Os chumbos

Se não podemos ser imobilistas, também não podemos ser experimentalistas neste campo. Ora, nas últimas décadas, tem havido no ensino demasiado experimentalismo.

A ideia de acabar com os chumbos até ao 9º ano tem provocado inflamados debates. É curioso como as pessoas se emocionam a discutir estes temas, parecendo que deles dependem as suas vidas. E mais uma vez verificamos que o país está dividido ao meio: metade apoia a medida, metade desapoia. Se calhar os que desapoiam são mais, mas como os outros são mais militantes acabam por equilibrar os pratos da balança no debate público.

No programa O Último Apaga a Luz, a questão também foi debatida. E depois de duas intervenções sensatas de Joaquim Vieira e Raquel Varela desfavoráveis ao fim dos chumbos, com argumentos razoáveis e dificilmente contestáveis, Inês Pedrosa tirou um coelho da cartola: disse que na Finlândia o ensino é radicalmente diferente, as crianças contactam muito mais com a natureza, e os alunos aprendem muito mais em comparação com outros sistemas de ensino de outros países — como o PISA (Programa Internacional de Avaliação de Alunos) demonstra. Ora, na Finlândia… não há chumbos.
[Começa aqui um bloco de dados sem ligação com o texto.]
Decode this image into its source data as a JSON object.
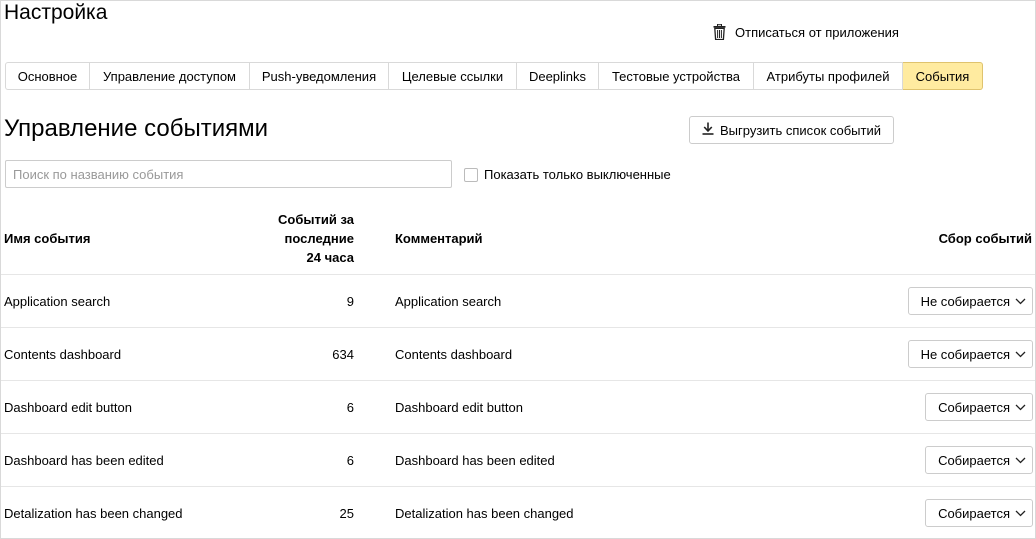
{
  "header": {
    "title": "Настройка",
    "unsubscribe_label": "Отписаться от приложения",
    "unsubscribe_icon": "trash-icon"
  },
  "tabs": [
    {
      "label": "Основное",
      "active": false
    },
    {
      "label": "Управление доступом",
      "active": false
    },
    {
      "label": "Push-уведомления",
      "active": false
    },
    {
      "label": "Целевые ссылки",
      "active": false
    },
    {
      "label": "Deeplinks",
      "active": false
    },
    {
      "label": "Тестовые устройства",
      "active": false
    },
    {
      "label": "Атрибуты профилей",
      "active": false
    },
    {
      "label": "События",
      "active": true
    }
  ],
  "section": {
    "title": "Управление событиями",
    "export_label": "Выгрузить список событий",
    "export_icon": "download-icon"
  },
  "search": {
    "placeholder": "Поиск по названию события",
    "value": ""
  },
  "filter": {
    "label": "Показать только выключенные",
    "checked": false
  },
  "table": {
    "headers": {
      "name": "Имя события",
      "count_line1": "Событий за",
      "count_line2": "последние",
      "count_line3": "24 часа",
      "comment": "Комментарий",
      "collect": "Сбор событий"
    },
    "rows": [
      {
        "name": "Application search",
        "count": "9",
        "comment": "Application search",
        "collect": "Не собирается"
      },
      {
        "name": "Contents dashboard",
        "count": "634",
        "comment": "Contents dashboard",
        "collect": "Не собирается"
      },
      {
        "name": "Dashboard edit button",
        "count": "6",
        "comment": "Dashboard edit button",
        "collect": "Собирается"
      },
      {
        "name": "Dashboard has been edited",
        "count": "6",
        "comment": "Dashboard has been edited",
        "collect": "Собирается"
      },
      {
        "name": "Detalization has been changed",
        "count": "25",
        "comment": "Detalization has been changed",
        "collect": "Собирается"
      }
    ]
  },
  "colors": {
    "active_tab": "#ffeba0",
    "border": "#d9d9d9"
  }
}
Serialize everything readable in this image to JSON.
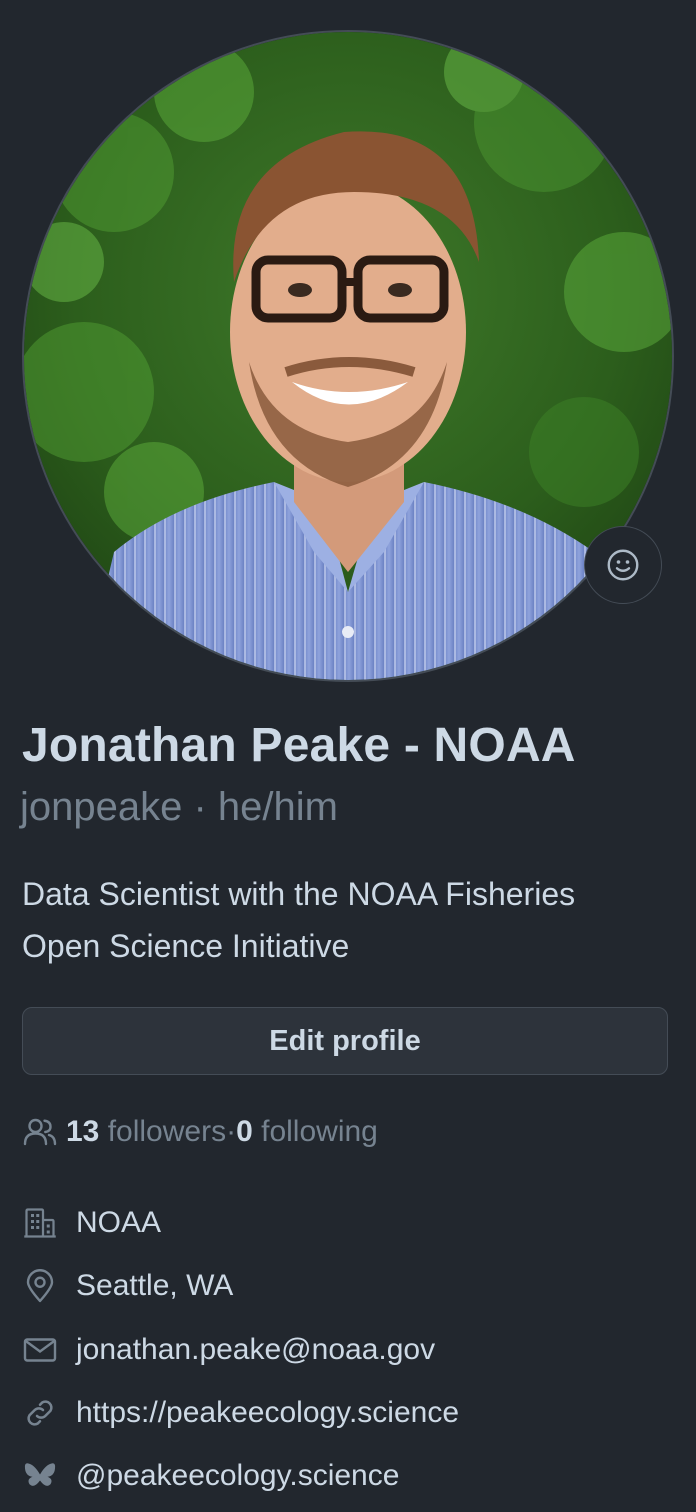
{
  "profile": {
    "full_name": "Jonathan Peake - NOAA",
    "login": "jonpeake",
    "separator": " · ",
    "pronouns": "he/him",
    "bio": "Data Scientist with the NOAA Fisheries Open Science Initiative",
    "avatar_icon": "profile-photo",
    "status_icon": "smiley-icon"
  },
  "actions": {
    "edit_label": "Edit profile"
  },
  "social": {
    "followers_count": "13",
    "followers_label": " followers",
    "separator": " · ",
    "following_count": "0",
    "following_label": " following"
  },
  "details": {
    "organization": "NOAA",
    "location": "Seattle, WA",
    "email": "jonathan.peake@noaa.gov",
    "website": "https://peakeecology.science",
    "bluesky": "@peakeecology.science"
  },
  "colors": {
    "background": "#22272e",
    "text_primary": "#cdd9e5",
    "text_muted": "#768390",
    "border": "#444c56",
    "button_bg": "#2d333b"
  }
}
Todos ficaram calados, talvez por não conhecerem bem o exemplo. Que, de facto, era arrasador. Mas de repente, ao escutá-la, parecia-me estar a ouvir os comunistas a falar da União Soviética nos anos cinquenta: aquilo era o sistema perfeito, o paraíso na Terra, não havia pobres, todos tinham emprego, todas as crianças estudavam, os serviços públicos eram gratuitos, a ciência desenvolvia-se a passos de gigante…

Ora, quando a esmola é grande, o pobre desconfia.
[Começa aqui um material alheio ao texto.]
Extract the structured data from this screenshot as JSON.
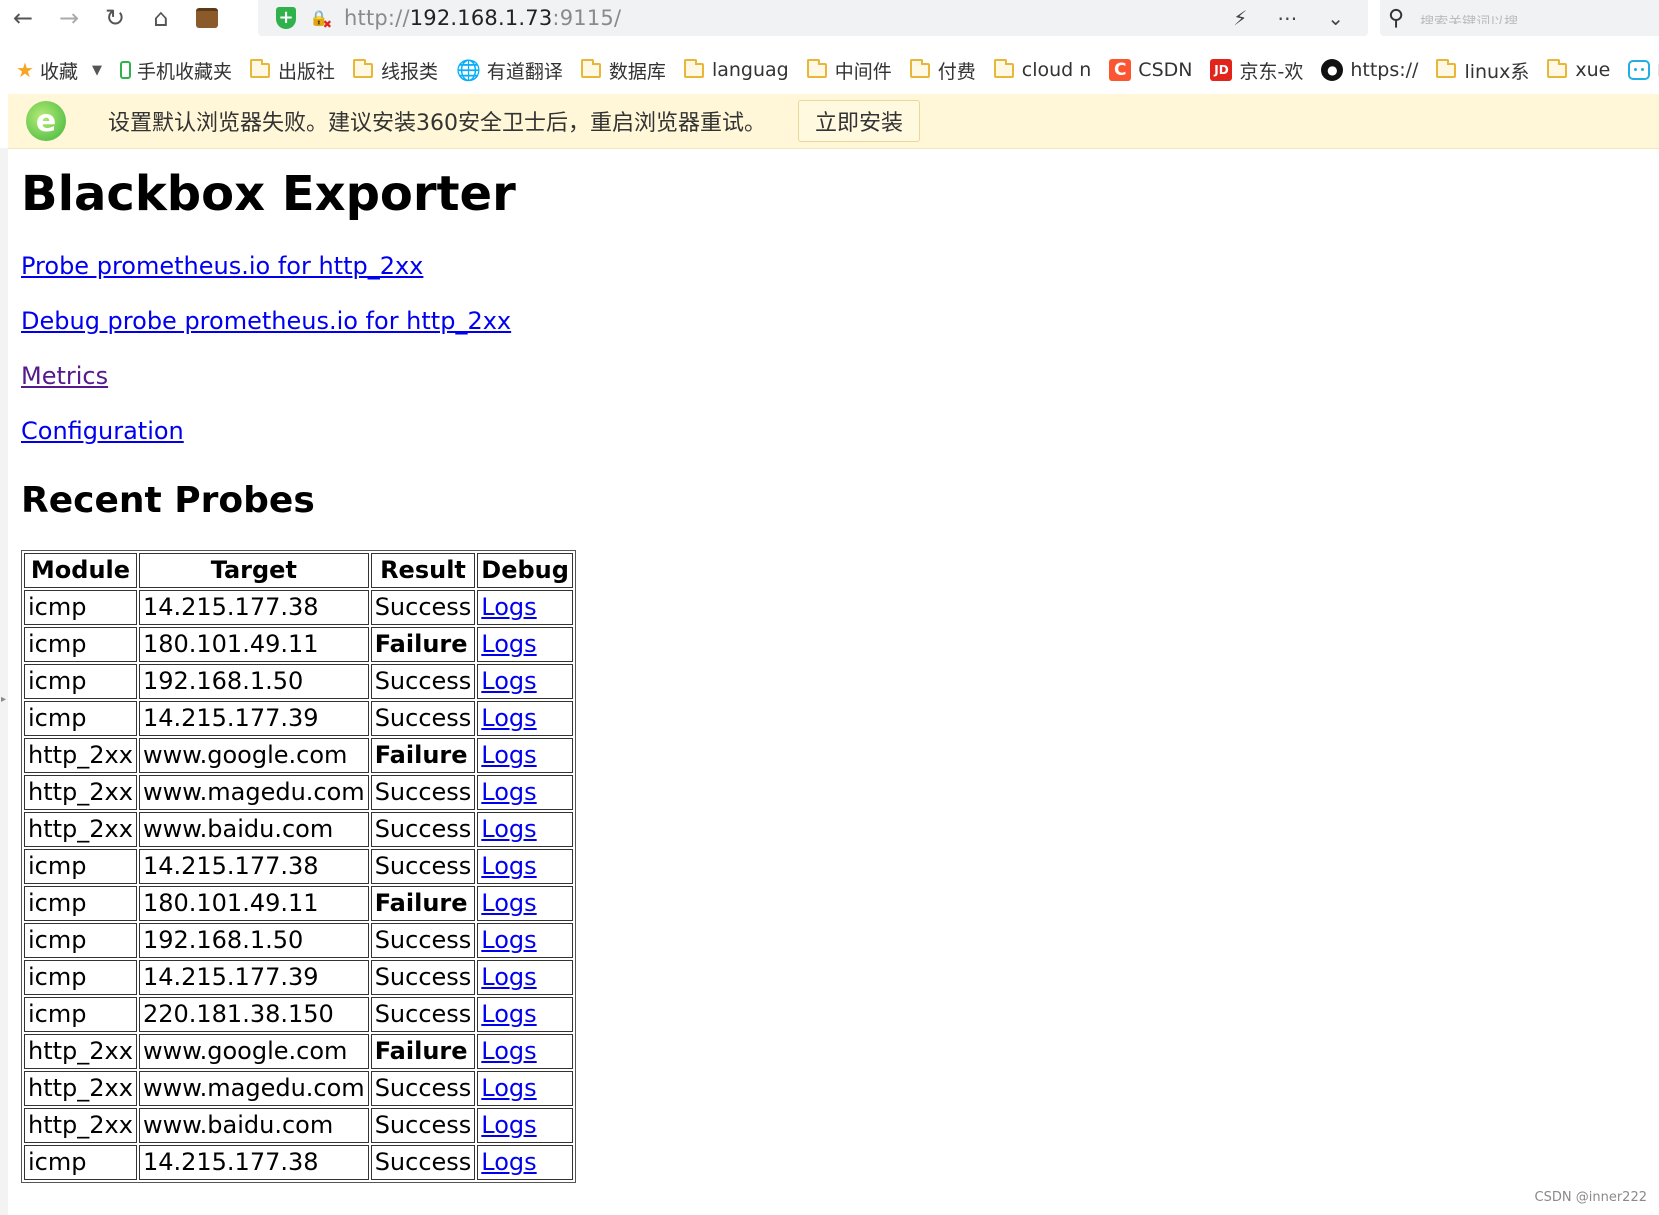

E neste caso, depois de Inês Pedrosa acabar de falar, ocorria-me perguntar: se o sistema finlandês é assim tão bom, se tem dado tantas provas, se já existe há quinze anos com tão bons resultados, por que é que já não foi adotado por outros países? Por que razão, dos 200 países que há no mundo, o sistema só existe na pequena Finlândia, de pouco mais de cinco milhões de habitantes? Porquê? E por que será Portugal, tão afastado dos nórdicos na personalidade e nos hábitos, o país indicado para o copiar?

Não devemos ser imobilistas. Devemos estar sempre abertos à mudança. O mundo gira, as coisas estão sempre a alterar-se – e uma pessoa não pode ficar parada no tempo.
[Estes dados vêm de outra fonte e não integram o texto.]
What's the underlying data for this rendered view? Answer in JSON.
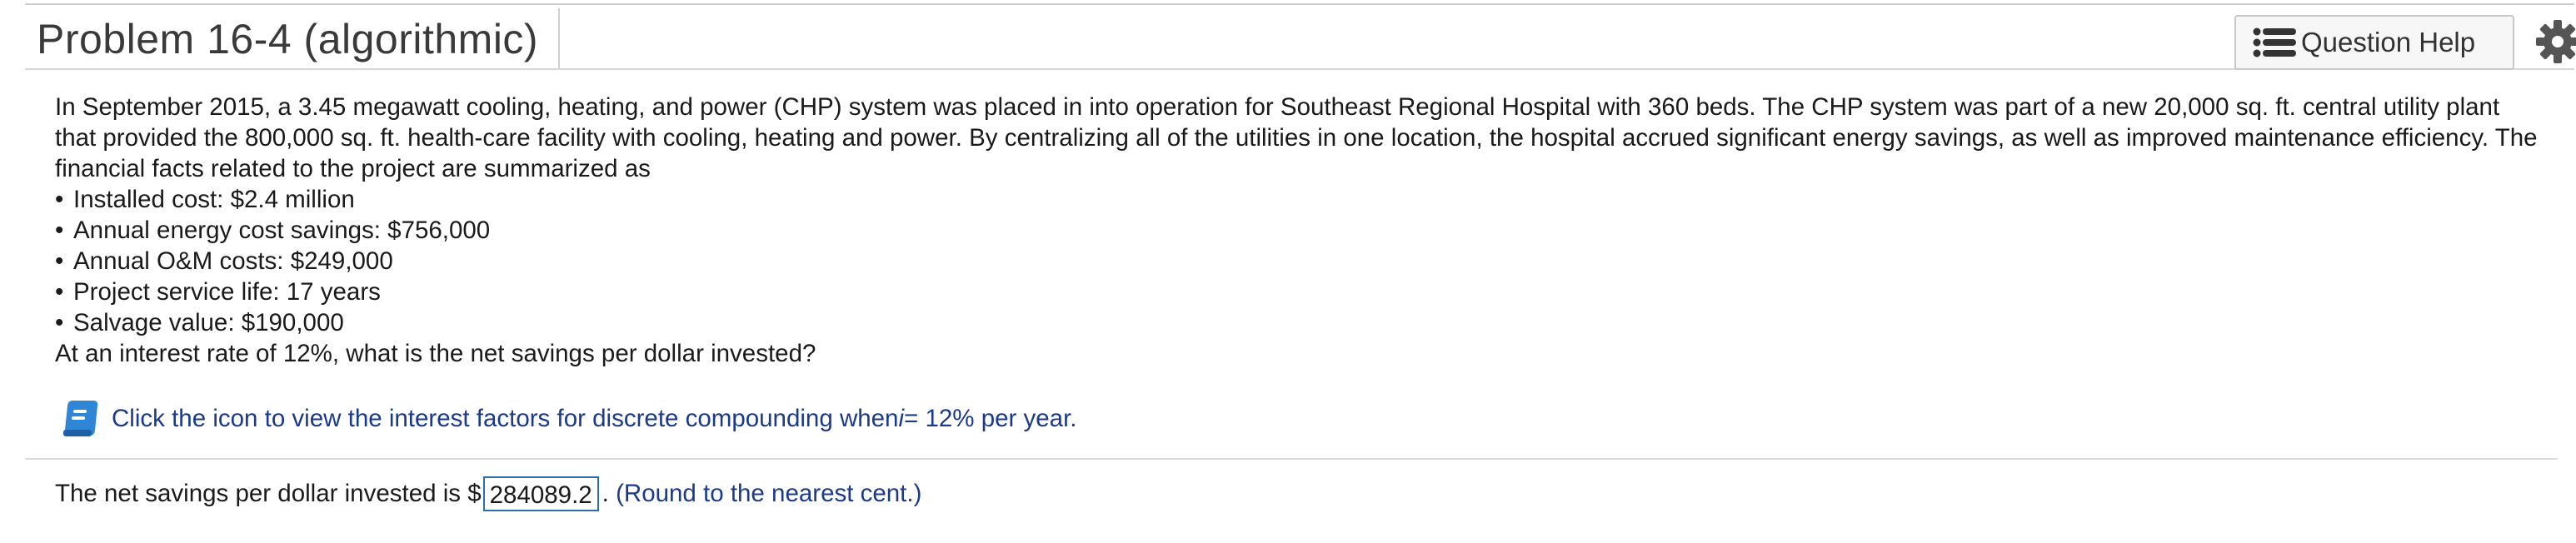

No que respeita ao ensino, também sou favorável a um ensino menos livresco, mais próximo da natureza, mais prático. Muito do que se aprende hoje na escola esquece-se na primeira esquina e não serve para nada.

Mas, se não podemos ser imobilistas, também não podemos ser experimentalistas neste campo. Ora, nas últimas décadas, já desde os tempos de Veiga Simão e depois de Roberto Carneiro, tem havido no ensino demasiado experimentalismo. As matérias e os programas estão em constante alteração. Parece um edifício sempre em obras. Não há a mínima estabilidade. Hoje o importante é a Matemática e o Português – mas amanhã já é outra coisa qualquer. Ora estas mudanças permanentes desnorteiam os professores e são fatais para os alunos.

O ensino precisa de estabilidade e previsibilidade. Só assim funciona.

Nesta polémica, o argumento dos defensores do fim dos chumbos é que o ensino vai melhorar, vai ser dada mais atenção aos alunos com dificuldades, vai haver menos alunos por turma, etc. É outra vez a promessa do paraíso. Mas isso é uma ilusão. E depois a dicotomia não faz sentido. A manutenção dos chumbos e a melhoria do ensino não se opõem, não são alternativas. Não temos de escolher entre um ensino melhor e a manutenção dos chumbos. O ensino pode melhorar o ensino nas escolas, e os chumbos podem manter-se. Já agora, proponho o seguinte: em vez de se acabar com os chumbos e depois se introduzirem as tais alterações para  melhorar o ensino nas escolas, faça-se ao contrário: introduzam-se primeiro as alterações e, se elas resultarem, acabe-se depois com os chumbos.

Finalmente, há o problema da disciplina. Um dos grandes problemas da escola nos dias de hoje (falo sobretudo da escola pública) é a falta de disciplina. Ora, o fim dos chumbos vem retirar aos professores uma das poucas armas de que ainda dispõem para fazer valer a sua autoridade. Se um aluno sabe que passa de ano seja qual for o seu aproveitamento, o seu desrespeito pelo professor, que já é enorme, tornar-se-á quase completo.

Para muitos alunos, o professor passará a ser um verbo de encher, que não é preciso ouvir nem respeitar, pois o que ele diga ou faça não tem qualquer interferência no seu percurso.